The news is full of articles about an innovative tool that uses Artificial Intelligence to change how old actors look in movies. This is not new – actors’ apparent ages in movies have been manipulated in different ways for a long time. What is new is the believability and ease of use of this method, called FRAN (Face Re-Aging Network), developed by UW–Madison Computer Sciences Professor Eftychios Sifakis and his collaborators at Disney Research.

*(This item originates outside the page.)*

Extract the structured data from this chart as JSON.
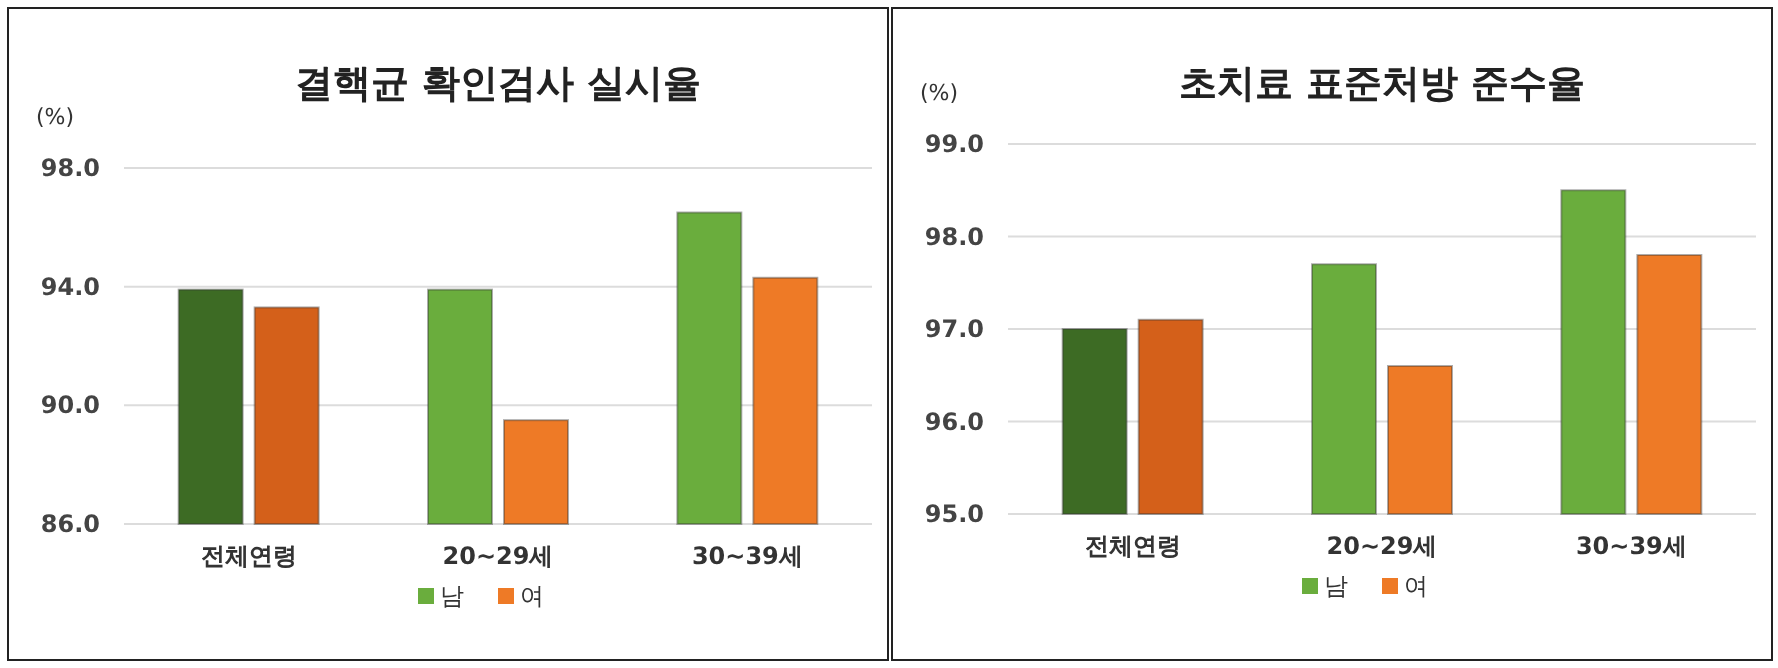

Until now, making actors look older or younger has been a laborious, time-consuming process. There are two methods studios use: first, a method in which a full three-dimensional model of the actor is created. This model is then matched to the performance of the live actor. This process can create high quality results even in close-up shots but is very time consuming as the model needs to be endowed with intricate controls – almost like a puppet – and those must be tediously adjusted to match the actor’s performance.
The other method uses two-dimensional images and manipulates them frame by frame with tools similar to airbrushing facial wrinkles, folds, and blemishes in Photoshop. This is also very time consuming as it needs to happen image-by-image and in a way that keeps edits consistent from one frame to the next.
To create FRAN, the new and improved method of making actors look older or younger, Sifakis and the Disney Research group took an existing neural network-based tool, StyleGAN2 (famously used by thispersondoesnotexist.com), which can create believable human faces, and leveraged earlier research that can re-age forward and backward specifically the faces created by this neural network. StyleGAN2 contains many human faces but not every possible one. However, it provides an adequately rich sampling of such identities to create a database that exemplifies the entire spectrum of human faces very well. Using this database of identities, each paired with a progression of ages from 18 to 85 years old, FRAN learns the rules by which any given identity – even those beyond the ones that StyleGAN2 can generate – can be consistently adjusted to look younger or older while keeping the identity of the person plausibly unchanged. Sifakis emphasized that “the ability of FRAN to adjust an actor’s age without altering their apparent identity or compromising visual details is an important and distinctive feature of this work.”
Disney Research YouTube video about FRAN
Sifakis has been working on computer graphics and specifically applications to animations of virtual humans for nearly two decades. “Part of my research journey has been about generating virtual characters using simulation, driving facial expressions by recreating the action of muscles, flesh and skin based on the physical laws that govern such materials” said Sifakis. “In more recent years, artificial intelligence has allowed animation researchers to leverage large datasets of facial performances as a complementary process to simulation in crafting and editing animations of digital actors.” This collaborative project is a perfect example of such infusion of Artificial Intelligence and Machine Learning techniques as valuable new tools for bringing digital humans to life. The research that led to FRAN is being presented in a paper written by Sifakis and his team at the Siggraph Asia conference in Daegu, South Korea this week.
Eftychios Sifakis is an Associate Professor and Associate Chair of the UW–Madison Computer Sciences Department, which is part of the School of Computer, Data & Information Sciences. He earned his PhD from Stanford University. His current research revolves around the areas of computer graphics, physics-based modeling/simulation and scientific computing. He is particularly interested in the development of algorithms and numerical techniques that can facilitate the efficient and accurate simulation of parts of the human body, with focus on applications in biomechanics and virtual surgery.
The UW-Madison Department of Computer Sciences is one of the oldest and most respected CS departments in the US, with educational offerings that include undergraduate and MS/PhD degrees and professional graduate programs. We provide an unbeatable learning environment for students at all levels, in all areas of computer science, and innovative discoveries by our researchers and through collaborations with others have seeded many high-tech start-ups.
The School of Computer, Data & Information Sciences (CDIS) brings together the top ranked departments of Computer Sciences, Statistics, and the Information School. Supporting Sifakis’s research is only one of the ways CDIS advances research and discovery, magnifying the power of medicine, engineering, agriculture, business and more. In 2025, CDIS will open its new building that will create a new center of activity for UW, fostering research, collaboration and learning opportunities.